The blame lies partly with poor discipline and alcohol. Beevor notes that the Russians were even drinking chemicals plundered from industrial laboratories. But the curious attitude to sex in Stalin’s Russia also played a part. In the regime’s attempt to “deindividualize” the citizen, sexuality was suppressed–only to explode in primitive and violent forms. Yet Beevor’s general conclusion is bleaker still. “[The mass rapes] tend to suggest that there is a dark area of male sexuality which can emerge all too easily in war where there are no social or disciplinary restraints,” he writes.

It’s a dismal view of humanity that could be numbing over 490 pages. But Beevor gives plenty of all-too-human detail to enliven the narrative. To avoid rape, German women dab their faces with red spots to suggest typhus. Safe behind the line, Goring stretches a map over his face and falls asleep during one of Hitler’s drawn-out strategy conferences. A war correspondent asks a Berlin zookeeper whether a gorilla killed in the bombardment was fierce. “No,” he replies. “She just roared loudly. Human beings are much fiercer.”

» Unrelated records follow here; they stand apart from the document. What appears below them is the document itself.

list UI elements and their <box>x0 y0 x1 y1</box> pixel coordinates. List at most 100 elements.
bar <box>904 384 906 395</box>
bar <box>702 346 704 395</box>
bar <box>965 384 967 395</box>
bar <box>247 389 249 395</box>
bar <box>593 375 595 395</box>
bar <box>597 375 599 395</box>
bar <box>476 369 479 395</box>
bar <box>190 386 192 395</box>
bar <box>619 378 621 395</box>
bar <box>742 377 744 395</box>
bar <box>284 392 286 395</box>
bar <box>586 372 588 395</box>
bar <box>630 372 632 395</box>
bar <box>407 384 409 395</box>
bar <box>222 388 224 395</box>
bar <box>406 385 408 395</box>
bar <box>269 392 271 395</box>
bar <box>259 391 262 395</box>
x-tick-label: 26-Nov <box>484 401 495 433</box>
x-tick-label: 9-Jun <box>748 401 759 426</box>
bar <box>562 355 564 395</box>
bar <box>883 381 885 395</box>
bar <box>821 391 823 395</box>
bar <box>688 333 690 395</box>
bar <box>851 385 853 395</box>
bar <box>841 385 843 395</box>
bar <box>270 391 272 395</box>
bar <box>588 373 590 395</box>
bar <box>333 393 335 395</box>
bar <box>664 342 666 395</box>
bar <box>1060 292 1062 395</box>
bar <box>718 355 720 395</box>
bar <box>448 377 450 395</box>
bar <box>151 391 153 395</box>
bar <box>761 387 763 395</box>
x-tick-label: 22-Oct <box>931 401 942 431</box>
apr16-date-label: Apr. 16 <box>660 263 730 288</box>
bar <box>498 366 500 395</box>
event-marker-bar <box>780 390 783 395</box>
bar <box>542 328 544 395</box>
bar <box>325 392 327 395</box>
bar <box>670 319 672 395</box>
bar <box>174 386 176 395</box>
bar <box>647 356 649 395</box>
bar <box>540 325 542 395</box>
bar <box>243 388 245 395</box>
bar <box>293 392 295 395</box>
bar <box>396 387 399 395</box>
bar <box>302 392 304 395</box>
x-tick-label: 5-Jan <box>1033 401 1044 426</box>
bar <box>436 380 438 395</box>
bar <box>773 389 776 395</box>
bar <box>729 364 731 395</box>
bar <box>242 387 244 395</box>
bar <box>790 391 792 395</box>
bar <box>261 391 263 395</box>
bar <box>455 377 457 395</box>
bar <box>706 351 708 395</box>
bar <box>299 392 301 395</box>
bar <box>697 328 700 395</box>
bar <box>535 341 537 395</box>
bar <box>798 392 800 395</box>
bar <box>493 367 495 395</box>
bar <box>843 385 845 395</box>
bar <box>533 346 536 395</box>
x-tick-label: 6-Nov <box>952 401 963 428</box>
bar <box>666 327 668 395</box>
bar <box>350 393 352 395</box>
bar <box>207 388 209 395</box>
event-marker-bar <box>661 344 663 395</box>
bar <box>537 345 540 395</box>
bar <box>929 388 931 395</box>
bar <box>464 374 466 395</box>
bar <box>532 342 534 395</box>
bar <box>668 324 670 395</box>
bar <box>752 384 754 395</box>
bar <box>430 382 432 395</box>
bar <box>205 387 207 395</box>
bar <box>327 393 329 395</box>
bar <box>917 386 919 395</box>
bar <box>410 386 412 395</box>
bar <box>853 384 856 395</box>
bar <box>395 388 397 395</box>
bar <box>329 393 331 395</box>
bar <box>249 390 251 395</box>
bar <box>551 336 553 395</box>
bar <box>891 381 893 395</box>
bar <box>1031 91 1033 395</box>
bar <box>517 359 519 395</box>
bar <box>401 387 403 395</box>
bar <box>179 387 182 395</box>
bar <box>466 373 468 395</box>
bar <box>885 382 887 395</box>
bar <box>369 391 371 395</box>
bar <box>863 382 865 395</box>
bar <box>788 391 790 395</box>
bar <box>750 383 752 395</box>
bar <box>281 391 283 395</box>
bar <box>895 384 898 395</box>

On the strength of Beevor’s research, that’s a fair judgment on both armies. Though much of his account is well known in Germany, he shouldn’t expect a sympathetic readership in Russia. Indeed, post-war generations have grown up with the idea of the Red Army soldier as an emblematic figure of Soviet virtues. Whatever the changes in the political climate, the events of 1945 are still the heroic climax of the “Great Patriotic War.” No wonder the Russian ambassador to London recently condemned the rape allegations as an “act of blasphemy.” Or that the Russian authorities have restricted access to the state archives since the free-for-all that followed the collapse of communism. As Beevor points out, Germany addressed the question of its own guilt only after its postwar economic miracle had taken effect. Russia is still waiting for its miracle.